Assume WhirledCom has an issue of 15 year $1000 par value bonds that pay 6% interest, semiannually Futher asssume that today's required rate of return on htese bonds is 9% How much would these bonds be worth today? Round off to the nearest $1
$1,000. @ 9% for 15 years, compounded sem0-annually.
Pt = Po(1+r)^n.
r = (9% / 2) /100% = 0.045 = S-APR expressed a a decimal.
n = 2comp./yr * 15yrs = 30 Compounding periods.

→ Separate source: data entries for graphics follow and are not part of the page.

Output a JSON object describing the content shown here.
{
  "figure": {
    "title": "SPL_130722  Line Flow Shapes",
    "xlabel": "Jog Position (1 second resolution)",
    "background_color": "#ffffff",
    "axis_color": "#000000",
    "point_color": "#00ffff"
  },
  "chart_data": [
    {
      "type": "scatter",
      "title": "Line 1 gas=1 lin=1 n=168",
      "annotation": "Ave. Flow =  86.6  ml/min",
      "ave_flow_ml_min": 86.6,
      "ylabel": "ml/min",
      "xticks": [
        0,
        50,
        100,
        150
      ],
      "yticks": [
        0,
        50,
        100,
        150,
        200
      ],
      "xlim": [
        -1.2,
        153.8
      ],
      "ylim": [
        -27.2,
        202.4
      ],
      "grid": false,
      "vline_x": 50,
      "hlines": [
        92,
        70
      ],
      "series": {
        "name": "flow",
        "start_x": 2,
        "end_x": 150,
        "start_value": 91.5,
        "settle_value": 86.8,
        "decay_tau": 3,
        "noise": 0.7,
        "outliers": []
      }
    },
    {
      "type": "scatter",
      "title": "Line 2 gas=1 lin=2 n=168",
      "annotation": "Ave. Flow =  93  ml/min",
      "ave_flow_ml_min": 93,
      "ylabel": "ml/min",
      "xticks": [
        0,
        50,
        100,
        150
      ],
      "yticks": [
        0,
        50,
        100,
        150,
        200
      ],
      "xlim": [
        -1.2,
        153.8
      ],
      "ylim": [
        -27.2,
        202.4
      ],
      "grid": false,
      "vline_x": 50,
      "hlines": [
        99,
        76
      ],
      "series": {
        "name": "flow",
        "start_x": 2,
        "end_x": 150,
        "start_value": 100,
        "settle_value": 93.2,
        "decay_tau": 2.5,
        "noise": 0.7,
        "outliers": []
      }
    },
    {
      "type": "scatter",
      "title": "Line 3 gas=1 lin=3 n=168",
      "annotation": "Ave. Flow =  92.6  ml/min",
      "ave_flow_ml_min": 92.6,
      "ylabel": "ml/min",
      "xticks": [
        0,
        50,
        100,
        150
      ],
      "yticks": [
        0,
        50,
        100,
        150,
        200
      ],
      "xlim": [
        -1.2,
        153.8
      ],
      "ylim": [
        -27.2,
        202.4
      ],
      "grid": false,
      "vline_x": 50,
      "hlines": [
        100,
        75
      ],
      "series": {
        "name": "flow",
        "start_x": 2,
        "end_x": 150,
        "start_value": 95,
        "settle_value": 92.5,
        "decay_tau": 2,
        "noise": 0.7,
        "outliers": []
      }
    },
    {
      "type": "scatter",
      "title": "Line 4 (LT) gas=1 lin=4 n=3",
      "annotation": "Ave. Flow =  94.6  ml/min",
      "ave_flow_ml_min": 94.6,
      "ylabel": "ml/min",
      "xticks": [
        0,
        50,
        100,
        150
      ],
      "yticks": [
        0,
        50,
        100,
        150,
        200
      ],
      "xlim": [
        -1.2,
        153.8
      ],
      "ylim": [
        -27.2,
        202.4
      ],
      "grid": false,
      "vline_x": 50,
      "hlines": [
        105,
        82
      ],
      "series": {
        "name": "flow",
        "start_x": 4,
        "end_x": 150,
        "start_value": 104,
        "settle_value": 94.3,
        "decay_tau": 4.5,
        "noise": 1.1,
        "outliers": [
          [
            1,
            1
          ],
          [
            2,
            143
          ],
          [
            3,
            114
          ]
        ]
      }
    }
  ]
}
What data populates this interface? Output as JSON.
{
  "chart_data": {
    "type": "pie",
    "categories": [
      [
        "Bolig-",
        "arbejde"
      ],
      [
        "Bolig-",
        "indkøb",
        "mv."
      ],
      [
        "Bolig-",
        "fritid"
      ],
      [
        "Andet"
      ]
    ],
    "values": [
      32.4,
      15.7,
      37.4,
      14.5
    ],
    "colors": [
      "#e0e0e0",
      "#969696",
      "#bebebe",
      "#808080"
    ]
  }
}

Pt = $1000(1.045)^30 = $3745.
To calculate the present value of the bonds, we need to use the formula for the present value of a bond:
PV = C * (1 - (1 + r)^(-n)) / r
Where:
PV = Present Value
C = Periodic interest payment (in this case, semiannually)
r = Required rate of return per period
n = Number of periods until maturity
In this case, the periodic interest payment is $1000 * 6% / 2 = $30, because the 6% interest is paid semiannually.
The required rate of return is given as 9% per year, so we need to use 4.5% per semiannual period, which is 9% / 2.
The bonds have a 15-year maturity, which means there will be 15 * 2 = 30 semiannual periods.
Now we can substitute these values into the formula:
PV = $30 * (1 - (1 + 4.5%)^(-30)) / 4.5%
Calculating this expression will give us the present value of the bonds. Rounding off to the nearest $1 will give us the final answer.
Please note that the percentage values should be converted to decimal form before calculating.